23.
In endeavouring to prove that such intercession derives some
support from Scripture they labour in vain. We frequently read (they say) of the
prayers of angels, and not only so, but the prayers of believers are said to be
carried into the presence of God by their hands. But if they would compare
saints who have departed this life with angels, it will be necessary to prove
that saints are ministering spirits, to whom has been delegated the office of
superintending our salvation, to whom has been assigned the province of guiding
us in all our ways, of encompassing, admonishing, and comforting us, of keeping
watch over us. All these are assigned to angels, but none of them to saints. How
preposterously they confound departed saints with angels is sufficiently
apparent from the many different offices by which Scripture distinguishes the
one from the other. No one unless admitted will presume to perform the office of
pleader before an earthly judge; whence then have worms such license as to
obtrude themselves on God as intercessors, while no such office has been
assigned them? God has been pleased to give angels the charge of our safety.
Hence they attend our sacred meetings, and the Church is to them a theatre in
which they behold the manifold wisdom of God (Eph. 3:10). Those who transfer to
others this office which is peculiar to them, certainly pervert and confound the
order which has been established by God and ought to be inviolable. With similar
dexterity they proceed to quote other passages. God said to Jeremiah, "Though
Moses and Samuel stood before me, yet my mind could not be toward this people"
(Jer. 15:1). How (they ask) could he have spoken thus of the dead but because he
knew that they interceded for the living? My inference, on the contrary, is
this: since it thus appears that neither Moses nor Samuel interceded for the
people of Israel, there was then no intercession for the dead. For who of the
saints can be supposed to labour for the salvation of the peoples while Moses
who, when in life, far surpassed all others in this matter, does nothing?
Therefore, if they persist in the paltry quibble, that the dead intercede for
the living, because the Lord said, "If they stood before me,"

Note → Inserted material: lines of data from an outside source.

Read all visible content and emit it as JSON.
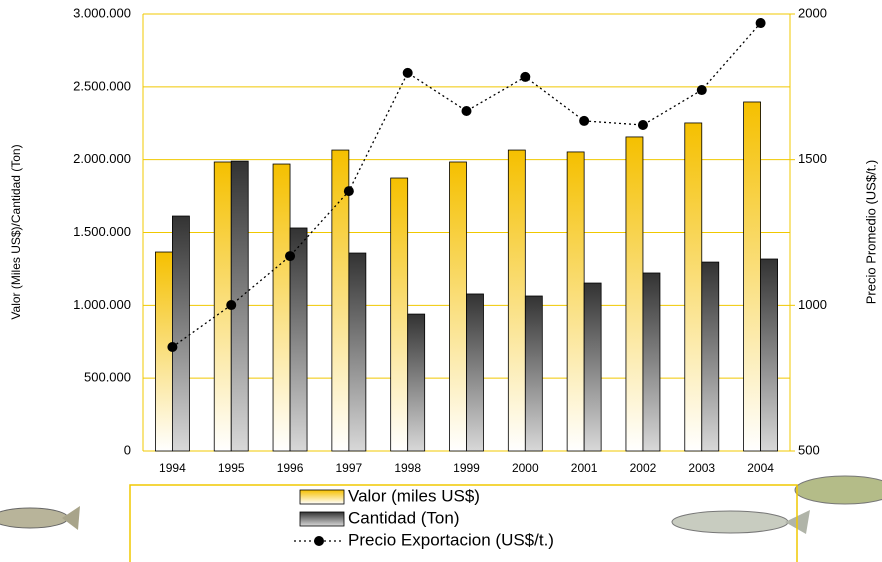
{
  "chart_data": {
    "type": "bar",
    "y_label": "Valor (Miles US$)/Cantidad (Ton)",
    "y2_label": "Precio Promedio (US$/t.)",
    "categories": [
      "1994",
      "1995",
      "1996",
      "1997",
      "1998",
      "1999",
      "2000",
      "2001",
      "2002",
      "2003",
      "2004"
    ],
    "series": [
      {
        "name": "Valor (miles US$)",
        "type": "bar",
        "color": "#f5c000",
        "values": [
          1366000,
          1984000,
          1970000,
          2066000,
          1874000,
          1984000,
          2066000,
          2053000,
          2156000,
          2252000,
          2396000
        ]
      },
      {
        "name": "Cantidad (Ton)",
        "type": "bar",
        "color": "#333333",
        "values": [
          1613000,
          1990000,
          1531000,
          1359000,
          940000,
          1078000,
          1064000,
          1153000,
          1222000,
          1297000,
          1318000
        ]
      },
      {
        "name": "Precio Exportacion (US$/t.)",
        "type": "line",
        "axis": "y2",
        "color": "#000000",
        "values": [
          857,
          1001,
          1169,
          1392,
          1798,
          1667,
          1784,
          1633,
          1619,
          1739,
          1969
        ]
      }
    ],
    "ylim": [
      0,
      3000000
    ],
    "yticks": [
      0,
      {
        "value": 500000,
        "label": "500.000"
      },
      {
        "value": 1000000,
        "label": "1.000.000"
      },
      {
        "value": 1500000,
        "label": "1.500.000"
      },
      {
        "value": 2000000,
        "label": "2.000.000"
      },
      {
        "value": 2500000,
        "label": "2.500.000"
      },
      {
        "value": 3000000,
        "label": "3.000.000"
      }
    ],
    "y2lim": [
      500,
      2000
    ],
    "y2ticks": [
      500,
      1000,
      1500,
      2000
    ],
    "grid": true,
    "grid_color": "#f0c800",
    "legend": "bottom"
  }
}
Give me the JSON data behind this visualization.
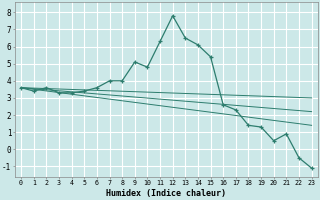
{
  "title": "",
  "xlabel": "Humidex (Indice chaleur)",
  "bg_color": "#cce8e8",
  "grid_color": "#ffffff",
  "line_color": "#2d7d6e",
  "xlim": [
    -0.5,
    23.5
  ],
  "ylim": [
    -1.6,
    8.6
  ],
  "xticks": [
    0,
    1,
    2,
    3,
    4,
    5,
    6,
    7,
    8,
    9,
    10,
    11,
    12,
    13,
    14,
    15,
    16,
    17,
    18,
    19,
    20,
    21,
    22,
    23
  ],
  "yticks": [
    -1,
    0,
    1,
    2,
    3,
    4,
    5,
    6,
    7,
    8
  ],
  "main_x": [
    0,
    1,
    2,
    3,
    4,
    5,
    6,
    7,
    8,
    9,
    10,
    11,
    12,
    13,
    14,
    15,
    16,
    17,
    18,
    19,
    20,
    21,
    22,
    23
  ],
  "main_y": [
    3.6,
    3.4,
    3.6,
    3.3,
    3.3,
    3.4,
    3.6,
    4.0,
    4.0,
    5.1,
    4.8,
    6.3,
    7.8,
    6.5,
    6.1,
    5.4,
    2.6,
    2.3,
    1.4,
    1.3,
    0.5,
    0.9,
    -0.5,
    -1.1
  ],
  "line1_x": [
    0,
    23
  ],
  "line1_y": [
    3.6,
    3.0
  ],
  "line2_x": [
    0,
    23
  ],
  "line2_y": [
    3.6,
    2.2
  ],
  "line3_x": [
    0,
    23
  ],
  "line3_y": [
    3.6,
    1.4
  ]
}
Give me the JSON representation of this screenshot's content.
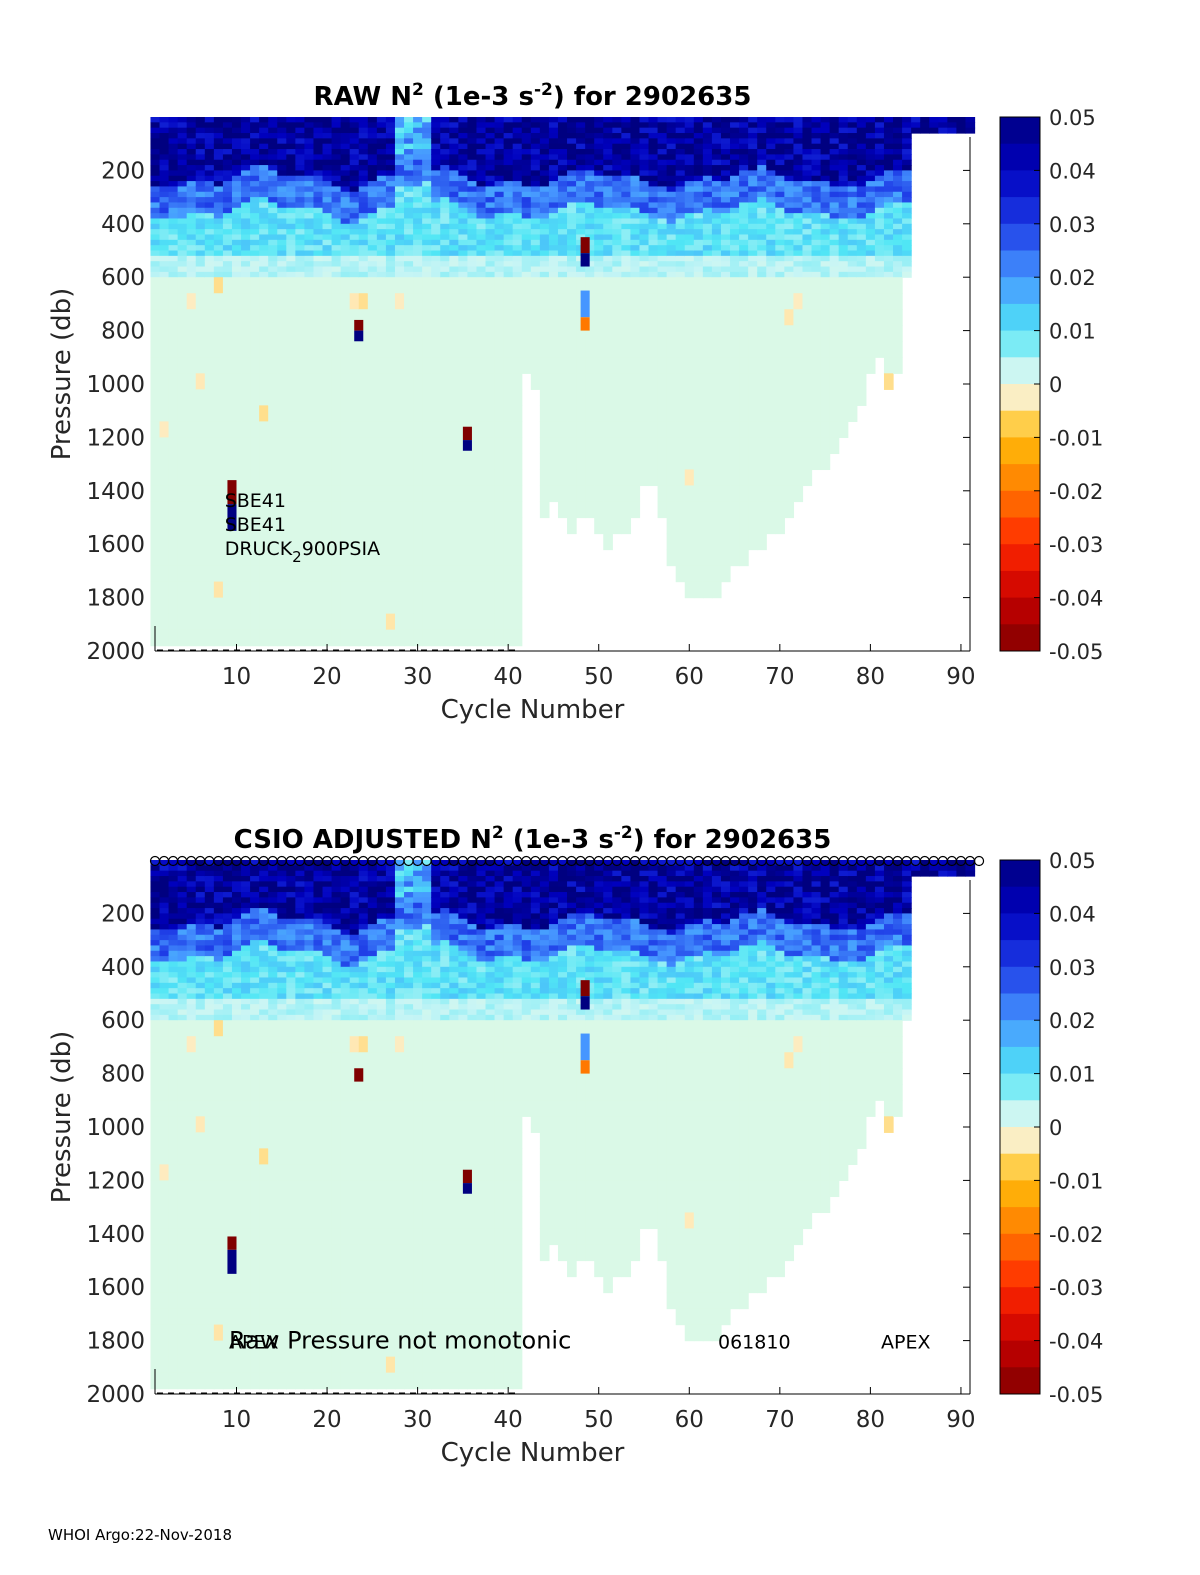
{
  "chart_data": [
    {
      "type": "heatmap",
      "title_main": "RAW N",
      "title_sup": "2",
      "title_mid": " (1e-3 s",
      "title_sup2": "-2",
      "title_end": ") for 2902635",
      "xlabel": "Cycle Number",
      "ylabel": "Pressure (db)",
      "xlim": [
        1,
        91
      ],
      "ylim": [
        0,
        2000
      ],
      "y_reversed": true,
      "xticks": [
        10,
        20,
        30,
        40,
        50,
        60,
        70,
        80,
        90
      ],
      "yticks": [
        200,
        400,
        600,
        800,
        1000,
        1200,
        1400,
        1600,
        1800,
        2000
      ],
      "colorbar": {
        "range": [
          -0.05,
          0.05
        ],
        "ticks": [
          "0.05",
          "0.04",
          "0.03",
          "0.02",
          "0.01",
          "0",
          "-0.01",
          "-0.02",
          "-0.03",
          "-0.04",
          "-0.05"
        ]
      },
      "annotations": [
        {
          "text": "SBE41",
          "cycle": 9.8,
          "pressure": 1535
        },
        {
          "text": "SBE41",
          "cycle": 9.8,
          "pressure": 1625
        },
        {
          "text": "DRUCK",
          "sub": "2",
          "after": "900PSIA",
          "cycle": 9.8,
          "pressure": 1715
        }
      ],
      "depth_max_by_cycle": "cycles 1–41 profiles to ~1980 db; cycles 42–84 shallower (~900–1800 db); cycles 85–91 near surface only",
      "outliers": [
        {
          "cycle": 9.5,
          "p_from": 1360,
          "p_to": 1450,
          "value": -0.05
        },
        {
          "cycle": 9.5,
          "p_from": 1450,
          "p_to": 1550,
          "value": 0.05
        },
        {
          "cycle": 23.5,
          "p_from": 760,
          "p_to": 800,
          "value": -0.05
        },
        {
          "cycle": 23.5,
          "p_from": 800,
          "p_to": 840,
          "value": 0.05
        },
        {
          "cycle": 35.5,
          "p_from": 1160,
          "p_to": 1210,
          "value": -0.05
        },
        {
          "cycle": 35.5,
          "p_from": 1210,
          "p_to": 1250,
          "value": 0.05
        },
        {
          "cycle": 48.5,
          "p_from": 450,
          "p_to": 510,
          "value": -0.05
        },
        {
          "cycle": 48.5,
          "p_from": 510,
          "p_to": 560,
          "value": 0.05
        },
        {
          "cycle": 48.5,
          "p_from": 650,
          "p_to": 750,
          "value": 0.02
        },
        {
          "cycle": 48.5,
          "p_from": 750,
          "p_to": 800,
          "value": -0.02
        }
      ]
    },
    {
      "type": "heatmap",
      "title_main": "CSIO  ADJUSTED N",
      "title_sup": "2",
      "title_mid": " (1e-3 s",
      "title_sup2": "-2",
      "title_end": ") for 2902635",
      "xlabel": "Cycle Number",
      "ylabel": "Pressure (db)",
      "xlim": [
        1,
        91
      ],
      "ylim": [
        0,
        2000
      ],
      "y_reversed": true,
      "xticks": [
        10,
        20,
        30,
        40,
        50,
        60,
        70,
        80,
        90
      ],
      "yticks": [
        200,
        400,
        600,
        800,
        1000,
        1200,
        1400,
        1600,
        1800,
        2000
      ],
      "colorbar": {
        "range": [
          -0.05,
          0.05
        ],
        "ticks": [
          "0.05",
          "0.04",
          "0.03",
          "0.02",
          "0.01",
          "0",
          "-0.01",
          "-0.02",
          "-0.03",
          "-0.04",
          "-0.05"
        ]
      },
      "qc_markers_row": "open circles along top edge for every cycle 1–91",
      "annotations": [
        {
          "text": "APEX",
          "cycle": 9.8,
          "pressure": 1800,
          "overlap": true
        },
        {
          "text": "Raw Pressure not monotonic",
          "cycle": 9.8,
          "pressure": 1800
        },
        {
          "text": "061810",
          "cycle": 66,
          "pressure": 1800
        },
        {
          "text": "APEX",
          "cycle": 81,
          "pressure": 1800
        }
      ],
      "outliers": [
        {
          "cycle": 9.5,
          "p_from": 1410,
          "p_to": 1460,
          "value": -0.05
        },
        {
          "cycle": 9.5,
          "p_from": 1460,
          "p_to": 1550,
          "value": 0.05
        },
        {
          "cycle": 23.5,
          "p_from": 780,
          "p_to": 830,
          "value": -0.05
        },
        {
          "cycle": 35.5,
          "p_from": 1160,
          "p_to": 1210,
          "value": -0.05
        },
        {
          "cycle": 35.5,
          "p_from": 1210,
          "p_to": 1250,
          "value": 0.05
        },
        {
          "cycle": 48.5,
          "p_from": 450,
          "p_to": 510,
          "value": -0.05
        },
        {
          "cycle": 48.5,
          "p_from": 510,
          "p_to": 560,
          "value": 0.05
        },
        {
          "cycle": 48.5,
          "p_from": 650,
          "p_to": 750,
          "value": 0.02
        },
        {
          "cycle": 48.5,
          "p_from": 750,
          "p_to": 800,
          "value": -0.02
        }
      ]
    }
  ],
  "footer": "WHOI Argo:22-Nov-2018"
}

(intercesserint), I will argue far more speciously in this way: Moses, of
whom it is said, "if he interceded," did not intercede for the people in
their extreme necessity: it is probable, therefore, that no other saint
intercedes, all being far behind Moses in humanity, goodness, and paternal
solicitude. Thus all they gain by their cavilling is to be wounded by the very
arms with which they deem themselves admirably protected. But it is very
ridiculous to wrest this simple sentence in this manner; for the Lord only
declares that he would not spare the iniquities of the people, though some Moses
or Samuel, to whose prayers he had shown himself so indulgent, should intercede
for them. This meaning is most clearly elicited from a similar passage in
Ezekiel: "Though these three men, Noah, Daniel, and Job, were in it, they should
deliver but their own souls by their righteousness, saith the Lord God" (Ezek. 14:14). Here there can be no doubt that we are to understand the words as if it
had been said, If two of the persons named were again to come alive; for the
third was still living, namely, Daniel, who it is well known had then in the
bloom of youth given an incomparable display of piety. Let us therefore leave
out those whom Scripture declares to have completed their course. Accordingly,
when Paul speaks of David, he says not that by his prayers he assisted
posterity, but only that he "served his own generation" (Acts 13:36).